How do you examine the life of a performer with a career spanning over 200 films, especially someone as widely recognized and superbly enigmatic as Harry Dean Stanton? That is the question answered by filmmaker Sophie Huber in her film Partly Fiction.

Less a documentary and more of a philosophical examination of one of Hollywood’s greatest and greatly under appreciated performers, Partly Fiction does what every great biography strives to do, it reflects its subject. This film doesn’t provide an A to Z road map of a life and career, instead we get glimpses of Stanton’s character; his parent’s divorce, his military service, his taste in music, his feelings on acting and his past relationships. By piecing together a mosaic of interviews, songs, film footage and images from Stanton’s career, we get a sense of what it must be like to be in the presence of Stanton himself, doing shots of tequila and splitting a pack of Marlborough reds in between songs and stories.

Director Sophie Huber seems to know that she will get more out of her subject by pairing him with his friends. A short interview that has director David Lynch plowing through a series of personal questions, seems to garner larger, more telling responses than Huber would receive had she asked the questions herself. These pairings and interviews give insight into an actor that doesn’t seem to enjoy revealing too much, preferring to offer zen-like responses such as ‘do nothing’ and ‘there is no self’, adding a layer of simplistic philosophy to a performer who is known for portraying quiet and understated characters.

Partly Fiction spends a good amount of time revisiting and dissecting Stanton’s part in the Wim Wenders’ film Paris, Texas. The part of Travis, the mysterious stranger with a broken past, seems to strike parallels with Stanton’s own life as well has his onscreen mystique. The documentarians seem fascinated with Stanton as a reflection of the American character, making it easy to see him as a wanderer of the west, particularly when reflected on by writer/actor Sam Shephard, or when paired with scenes of Travis wandering the desert.

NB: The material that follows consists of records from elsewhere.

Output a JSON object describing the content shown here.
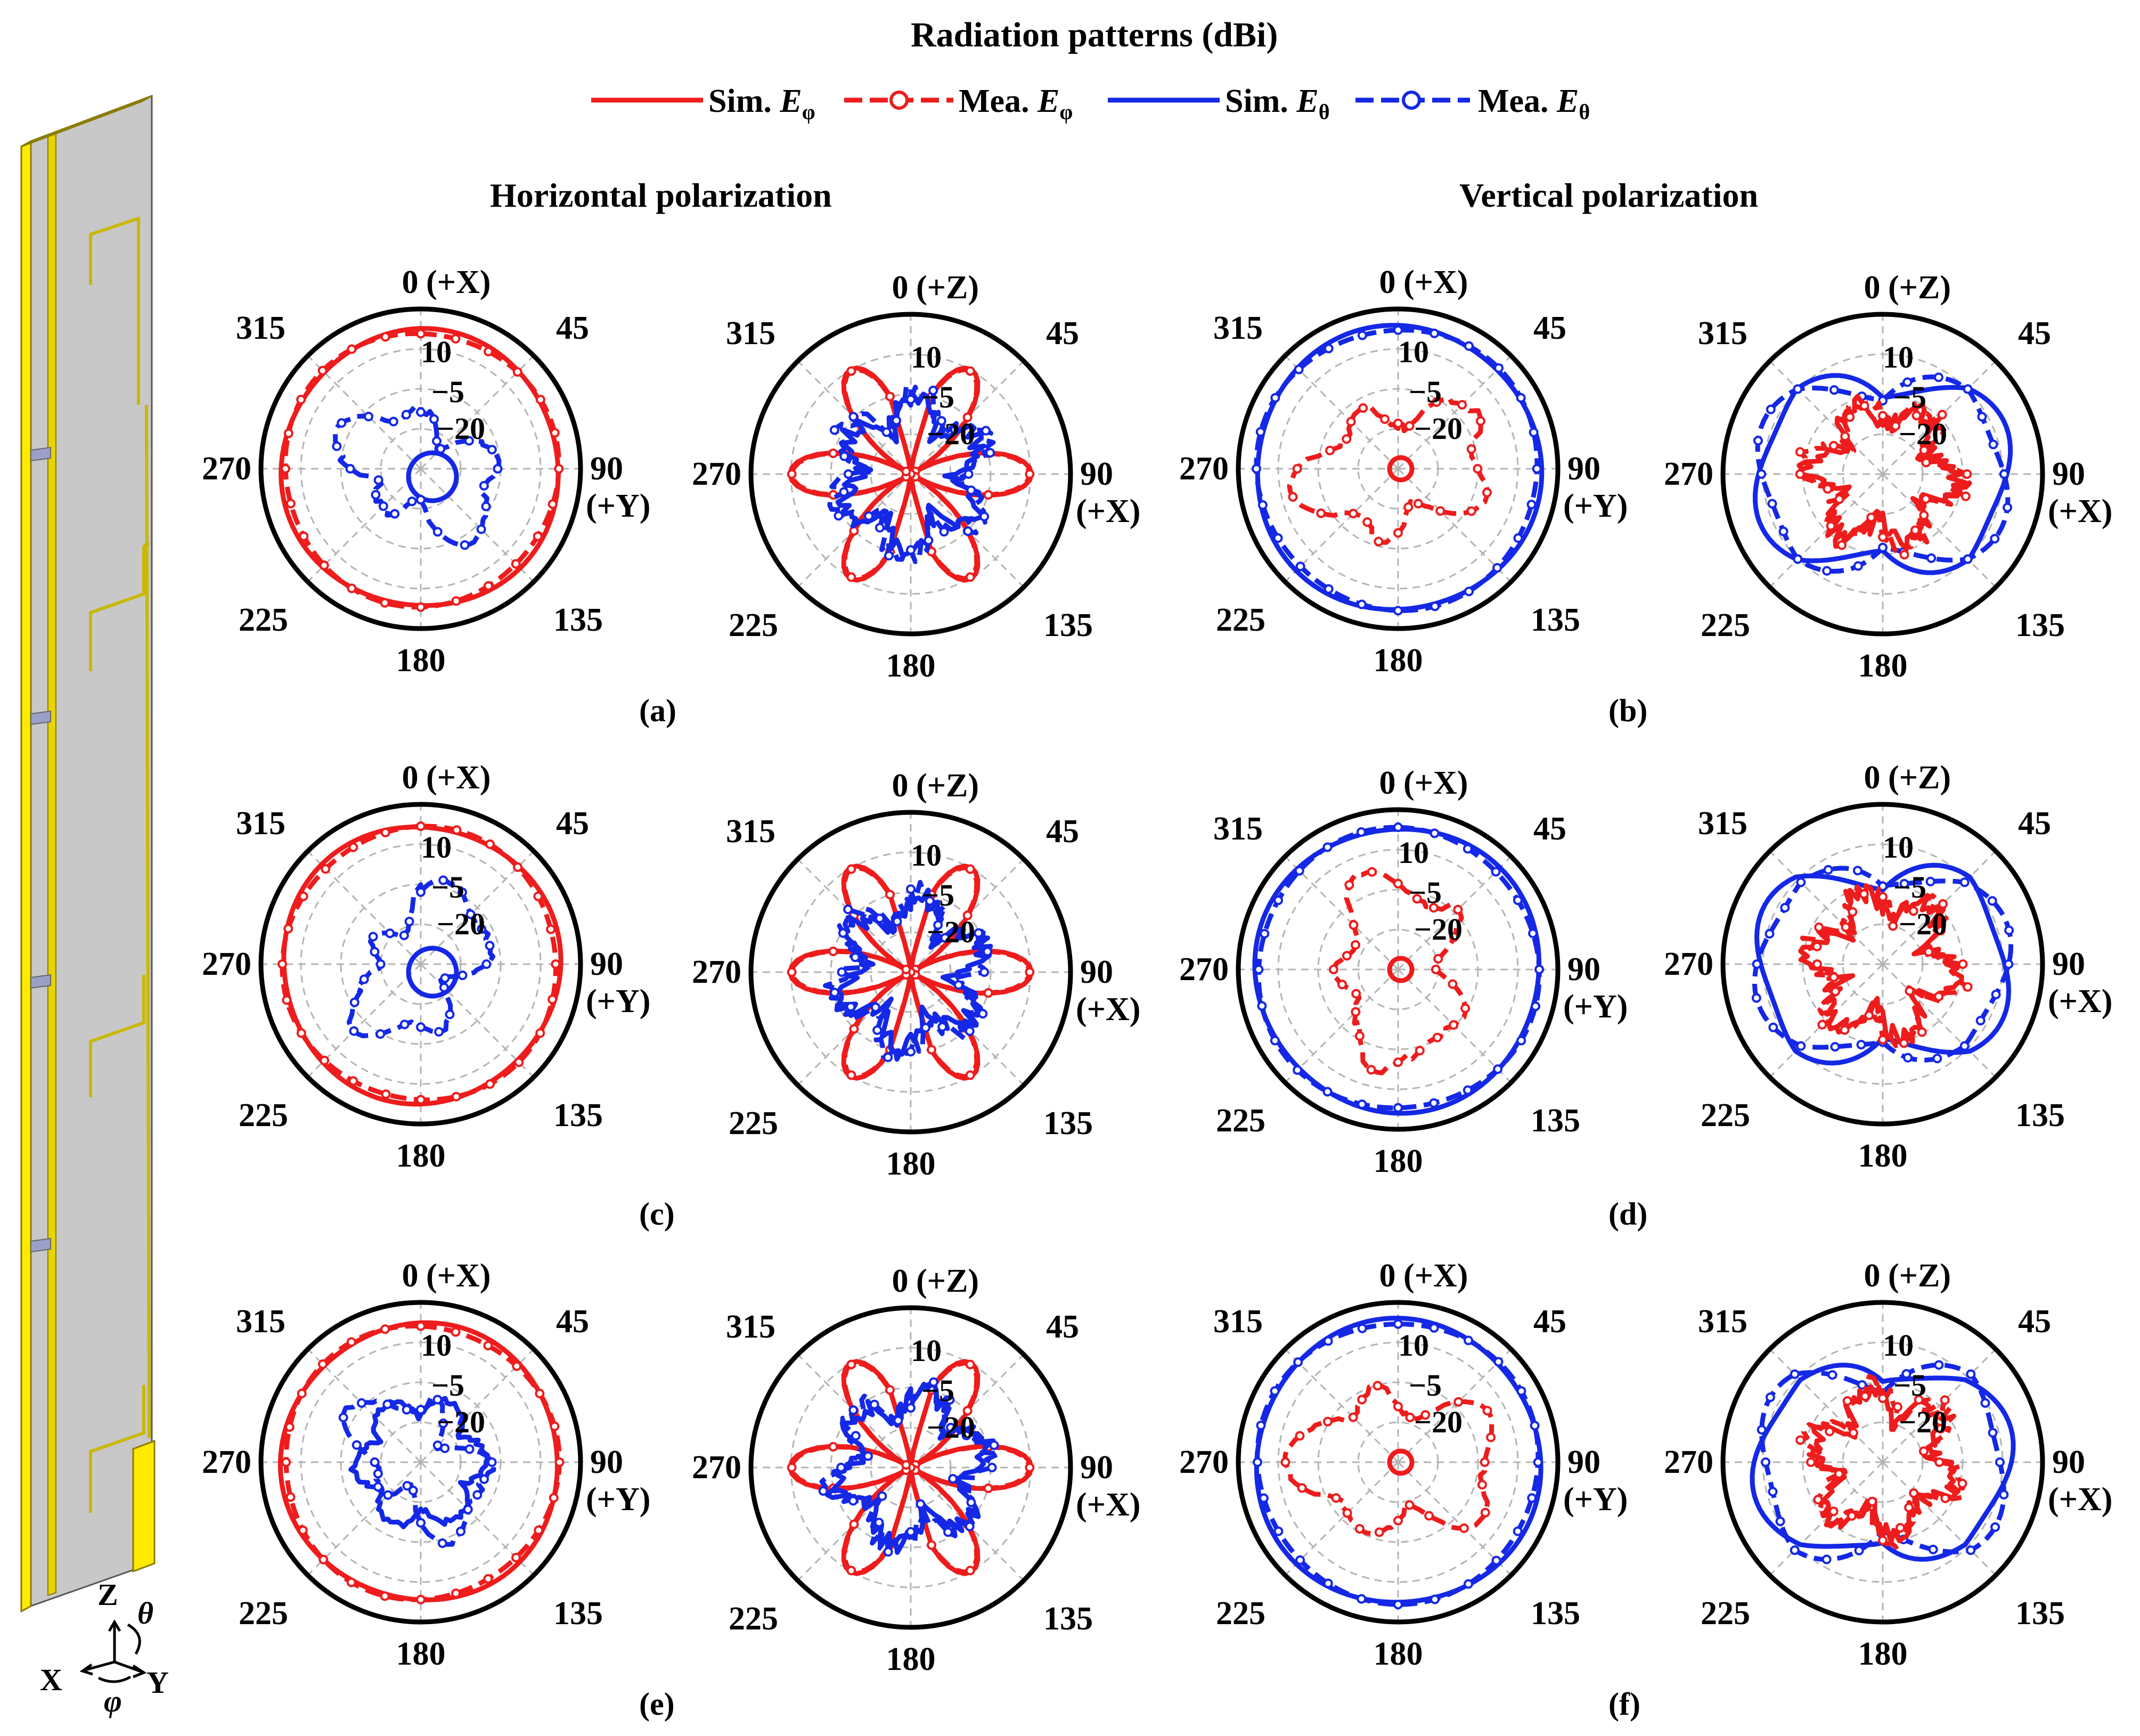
{
  "figure": {
    "title": "Radiation patterns (dBi)",
    "section_titles": {
      "left": "Horizontal polarization",
      "right": "Vertical polarization"
    },
    "legend": [
      {
        "label": "Sim. ",
        "symbol": "E",
        "sub": "φ",
        "color": "#ee1c1c",
        "style": "solid"
      },
      {
        "label": "Mea. ",
        "symbol": "E",
        "sub": "φ",
        "color": "#ee1c1c",
        "style": "dashed-circle"
      },
      {
        "label": "Sim. ",
        "symbol": "E",
        "sub": "θ",
        "color": "#1428e6",
        "style": "solid"
      },
      {
        "label": "Mea. ",
        "symbol": "E",
        "sub": "θ",
        "color": "#1428e6",
        "style": "dashed-circle"
      }
    ],
    "panel_labels": [
      "(a)",
      "(b)",
      "(c)",
      "(d)",
      "(e)",
      "(f)"
    ],
    "axes_label": {
      "z": "Z",
      "x": "X",
      "y": "Y",
      "theta": "θ",
      "phi": "φ"
    },
    "colors": {
      "red": "#ee1c1c",
      "blue": "#1428e6",
      "antenna_yellow": "#ffea00",
      "antenna_gray": "#c0c0c0"
    }
  },
  "chart_data": [
    {
      "type": "polar",
      "panel": "(a)",
      "plane": "xy",
      "top_label": "0",
      "top_axis": "(+X)",
      "right_axis": "(+Y)",
      "angle_labels": [
        "0",
        "45",
        "90",
        "135",
        "180",
        "225",
        "270",
        "315"
      ],
      "radial_ticks": [
        "10",
        "−5",
        "−20"
      ],
      "rlim": [
        -35,
        10
      ],
      "series": [
        {
          "name": "Sim. Eφ",
          "color": "#ee1c1c",
          "style": "solid",
          "pattern": "omni",
          "level": 4
        },
        {
          "name": "Mea. Eφ",
          "color": "#ee1c1c",
          "style": "dashed",
          "pattern": "omni",
          "level": 3.5
        },
        {
          "name": "Sim. Eθ",
          "color": "#1428e6",
          "style": "solid",
          "pattern": "circle-offset",
          "level": -27
        },
        {
          "name": "Mea. Eθ",
          "color": "#1428e6",
          "style": "dashed",
          "pattern": "irregular",
          "level": -18
        }
      ]
    },
    {
      "type": "polar",
      "panel": "(a)",
      "plane": "xz",
      "top_label": "0",
      "top_axis": "(+Z)",
      "right_axis": "(+X)",
      "angle_labels": [
        "0",
        "45",
        "90",
        "135",
        "180",
        "225",
        "270",
        "315"
      ],
      "radial_ticks": [
        "10",
        "−5",
        "−20"
      ],
      "rlim": [
        -35,
        10
      ],
      "series": [
        {
          "name": "Sim. Eφ",
          "color": "#ee1c1c",
          "style": "solid",
          "pattern": "six-lobe",
          "level": 3
        },
        {
          "name": "Mea. Eφ",
          "color": "#ee1c1c",
          "style": "dashed",
          "pattern": "six-lobe",
          "level": 2.5
        },
        {
          "name": "Sim. Eθ",
          "color": "#1428e6",
          "style": "solid",
          "pattern": "noisy",
          "level": -20
        },
        {
          "name": "Mea. Eθ",
          "color": "#1428e6",
          "style": "dashed",
          "pattern": "noisy",
          "level": -18
        }
      ]
    },
    {
      "type": "polar",
      "panel": "(b)",
      "plane": "xy",
      "top_label": "0",
      "top_axis": "(+X)",
      "right_axis": "(+Y)",
      "angle_labels": [
        "0",
        "45",
        "90",
        "135",
        "180",
        "225",
        "270",
        "315"
      ],
      "radial_ticks": [
        "10",
        "−5",
        "−20"
      ],
      "rlim": [
        -35,
        10
      ],
      "series": [
        {
          "name": "Sim. Eθ",
          "color": "#1428e6",
          "style": "solid",
          "pattern": "omni",
          "level": 5
        },
        {
          "name": "Mea. Eθ",
          "color": "#1428e6",
          "style": "dashed",
          "pattern": "omni",
          "level": 4.5
        },
        {
          "name": "Sim. Eφ",
          "color": "#ee1c1c",
          "style": "solid",
          "pattern": "small",
          "level": -30
        },
        {
          "name": "Mea. Eφ",
          "color": "#ee1c1c",
          "style": "dashed",
          "pattern": "irregular",
          "level": -15
        }
      ]
    },
    {
      "type": "polar",
      "panel": "(b)",
      "plane": "xz",
      "top_label": "0",
      "top_axis": "(+Z)",
      "right_axis": "(+X)",
      "angle_labels": [
        "0",
        "45",
        "90",
        "135",
        "180",
        "225",
        "270",
        "315"
      ],
      "radial_ticks": [
        "10",
        "−5",
        "−20"
      ],
      "rlim": [
        -35,
        10
      ],
      "series": [
        {
          "name": "Sim. Eθ",
          "color": "#1428e6",
          "style": "solid",
          "pattern": "wide-lobes",
          "level": 3
        },
        {
          "name": "Mea. Eθ",
          "color": "#1428e6",
          "style": "dashed",
          "pattern": "wide-lobes",
          "level": 2.5
        },
        {
          "name": "Sim. Eφ",
          "color": "#ee1c1c",
          "style": "solid",
          "pattern": "noisy",
          "level": -20
        },
        {
          "name": "Mea. Eφ",
          "color": "#ee1c1c",
          "style": "dashed",
          "pattern": "noisy",
          "level": -19
        }
      ]
    },
    {
      "type": "polar",
      "panel": "(c)",
      "plane": "xy",
      "top_label": "0",
      "top_axis": "(+X)",
      "right_axis": "(+Y)",
      "angle_labels": [
        "0",
        "45",
        "90",
        "135",
        "180",
        "225",
        "270",
        "315"
      ],
      "radial_ticks": [
        "10",
        "−5",
        "−20"
      ],
      "rlim": [
        -35,
        10
      ],
      "series": [
        {
          "name": "Sim. Eφ",
          "color": "#ee1c1c",
          "style": "solid",
          "pattern": "omni",
          "level": 4
        },
        {
          "name": "Mea. Eφ",
          "color": "#ee1c1c",
          "style": "dashed",
          "pattern": "omni",
          "level": 3.5
        },
        {
          "name": "Sim. Eθ",
          "color": "#1428e6",
          "style": "solid",
          "pattern": "circle-offset",
          "level": -27
        },
        {
          "name": "Mea. Eθ",
          "color": "#1428e6",
          "style": "dashed",
          "pattern": "irregular",
          "level": -18
        }
      ]
    },
    {
      "type": "polar",
      "panel": "(c)",
      "plane": "xz",
      "top_label": "0",
      "top_axis": "(+Z)",
      "right_axis": "(+X)",
      "angle_labels": [
        "0",
        "45",
        "90",
        "135",
        "180",
        "225",
        "270",
        "315"
      ],
      "radial_ticks": [
        "10",
        "−5",
        "−20"
      ],
      "rlim": [
        -35,
        10
      ],
      "series": [
        {
          "name": "Sim. Eφ",
          "color": "#ee1c1c",
          "style": "solid",
          "pattern": "six-lobe",
          "level": 3
        },
        {
          "name": "Mea. Eφ",
          "color": "#ee1c1c",
          "style": "dashed",
          "pattern": "six-lobe",
          "level": 2.5
        },
        {
          "name": "Sim. Eθ",
          "color": "#1428e6",
          "style": "solid",
          "pattern": "noisy",
          "level": -20
        },
        {
          "name": "Mea. Eθ",
          "color": "#1428e6",
          "style": "dashed",
          "pattern": "noisy",
          "level": -18
        }
      ]
    },
    {
      "type": "polar",
      "panel": "(d)",
      "plane": "xy",
      "top_label": "0",
      "top_axis": "(+X)",
      "right_axis": "(+Y)",
      "angle_labels": [
        "0",
        "45",
        "90",
        "135",
        "180",
        "225",
        "270",
        "315"
      ],
      "radial_ticks": [
        "10",
        "−5",
        "−20"
      ],
      "rlim": [
        -35,
        10
      ],
      "series": [
        {
          "name": "Sim. Eθ",
          "color": "#1428e6",
          "style": "solid",
          "pattern": "omni",
          "level": 5
        },
        {
          "name": "Mea. Eθ",
          "color": "#1428e6",
          "style": "dashed",
          "pattern": "omni",
          "level": 4.5
        },
        {
          "name": "Sim. Eφ",
          "color": "#ee1c1c",
          "style": "solid",
          "pattern": "small",
          "level": -31
        },
        {
          "name": "Mea. Eφ",
          "color": "#ee1c1c",
          "style": "dashed",
          "pattern": "irregular",
          "level": -15
        }
      ]
    },
    {
      "type": "polar",
      "panel": "(d)",
      "plane": "xz",
      "top_label": "0",
      "top_axis": "(+Z)",
      "right_axis": "(+X)",
      "angle_labels": [
        "0",
        "45",
        "90",
        "135",
        "180",
        "225",
        "270",
        "315"
      ],
      "radial_ticks": [
        "10",
        "−5",
        "−20"
      ],
      "rlim": [
        -35,
        10
      ],
      "series": [
        {
          "name": "Sim. Eθ",
          "color": "#1428e6",
          "style": "solid",
          "pattern": "wide-lobes",
          "level": 3
        },
        {
          "name": "Mea. Eθ",
          "color": "#1428e6",
          "style": "dashed",
          "pattern": "wide-lobes",
          "level": 2.5
        },
        {
          "name": "Sim. Eφ",
          "color": "#ee1c1c",
          "style": "solid",
          "pattern": "noisy",
          "level": -20
        },
        {
          "name": "Mea. Eφ",
          "color": "#ee1c1c",
          "style": "dashed",
          "pattern": "noisy",
          "level": -19
        }
      ]
    },
    {
      "type": "polar",
      "panel": "(e)",
      "plane": "xy",
      "top_label": "0",
      "top_axis": "(+X)",
      "right_axis": "(+Y)",
      "angle_labels": [
        "0",
        "45",
        "90",
        "135",
        "180",
        "225",
        "270",
        "315"
      ],
      "radial_ticks": [
        "10",
        "−5",
        "−20"
      ],
      "rlim": [
        -35,
        10
      ],
      "series": [
        {
          "name": "Sim. Eφ",
          "color": "#ee1c1c",
          "style": "solid",
          "pattern": "omni",
          "level": 4
        },
        {
          "name": "Mea. Eφ",
          "color": "#ee1c1c",
          "style": "dashed",
          "pattern": "omni",
          "level": 3.5
        },
        {
          "name": "Sim. Eθ",
          "color": "#1428e6",
          "style": "solid",
          "pattern": "flower",
          "level": -22
        },
        {
          "name": "Mea. Eθ",
          "color": "#1428e6",
          "style": "dashed",
          "pattern": "irregular",
          "level": -19
        }
      ]
    },
    {
      "type": "polar",
      "panel": "(e)",
      "plane": "xz",
      "top_label": "0",
      "top_axis": "(+Z)",
      "right_axis": "(+X)",
      "angle_labels": [
        "0",
        "45",
        "90",
        "135",
        "180",
        "225",
        "270",
        "315"
      ],
      "radial_ticks": [
        "10",
        "−5",
        "−20"
      ],
      "rlim": [
        -35,
        10
      ],
      "series": [
        {
          "name": "Sim. Eφ",
          "color": "#ee1c1c",
          "style": "solid",
          "pattern": "six-lobe",
          "level": 3
        },
        {
          "name": "Mea. Eφ",
          "color": "#ee1c1c",
          "style": "dashed",
          "pattern": "six-lobe",
          "level": 2.5
        },
        {
          "name": "Sim. Eθ",
          "color": "#1428e6",
          "style": "solid",
          "pattern": "noisy",
          "level": -19
        },
        {
          "name": "Mea. Eθ",
          "color": "#1428e6",
          "style": "dashed",
          "pattern": "noisy",
          "level": -18
        }
      ]
    },
    {
      "type": "polar",
      "panel": "(f)",
      "plane": "xy",
      "top_label": "0",
      "top_axis": "(+X)",
      "right_axis": "(+Y)",
      "angle_labels": [
        "0",
        "45",
        "90",
        "135",
        "180",
        "225",
        "270",
        "315"
      ],
      "radial_ticks": [
        "10",
        "−5",
        "−20"
      ],
      "rlim": [
        -35,
        10
      ],
      "series": [
        {
          "name": "Sim. Eθ",
          "color": "#1428e6",
          "style": "solid",
          "pattern": "omni",
          "level": 5
        },
        {
          "name": "Mea. Eθ",
          "color": "#1428e6",
          "style": "dashed",
          "pattern": "omni",
          "level": 4.5
        },
        {
          "name": "Sim. Eφ",
          "color": "#ee1c1c",
          "style": "solid",
          "pattern": "small",
          "level": -33
        },
        {
          "name": "Mea. Eφ",
          "color": "#ee1c1c",
          "style": "dashed",
          "pattern": "irregular",
          "level": -13
        }
      ]
    },
    {
      "type": "polar",
      "panel": "(f)",
      "plane": "xz",
      "top_label": "0",
      "top_axis": "(+Z)",
      "right_axis": "(+X)",
      "angle_labels": [
        "0",
        "45",
        "90",
        "135",
        "180",
        "225",
        "270",
        "315"
      ],
      "radial_ticks": [
        "10",
        "−5",
        "−20"
      ],
      "rlim": [
        -35,
        10
      ],
      "series": [
        {
          "name": "Sim. Eθ",
          "color": "#1428e6",
          "style": "solid",
          "pattern": "wide-lobes",
          "level": 3
        },
        {
          "name": "Mea. Eθ",
          "color": "#1428e6",
          "style": "dashed",
          "pattern": "wide-lobes",
          "level": 2.5
        },
        {
          "name": "Sim. Eφ",
          "color": "#ee1c1c",
          "style": "solid",
          "pattern": "noisy",
          "level": -20
        },
        {
          "name": "Mea. Eφ",
          "color": "#ee1c1c",
          "style": "dashed",
          "pattern": "noisy",
          "level": -19
        }
      ]
    }
  ]
}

With a life and career as long and as varied as Harry Dean Stanton’s, there are some difficult moments in the film, to be sure. The story of his break up with actress Rebecca De Mornay, or the short discussion of the possibility of illegitimate children could be bitter pills to swallow, but we get the feeling that Stanton owns every facet of himself, even the unpleasant stuff. When he reminisces on his upbringing in Kentucky, it’s easy to see him as a frustrated country singer in the Waylon Jennings or Johnny Cash mold, and when he sits with friend Kris Kristofferson, the comparison is made so much more clear. The romances and the tragedies of every character played are like country songs based on his own life experiences.

When Partly Fiction draws to a close, examining Stanton’s performance in Cisco Pike, we are left with the portrait of an artist, philosopher, musician and storyteller, but perhaps most of all, a vulnerable and private human being. A man who doesn’t have to overplay a part, but instead quietly illustrates every triumph and hardship with the lines on his face, bringing those experiences to life on the silver screen for all of us to see.

Grade: B

Harry Dean Stanton: Partly Fiction opens in Los Angeles at Landmark’s Nuart Theatre on¬†September 13.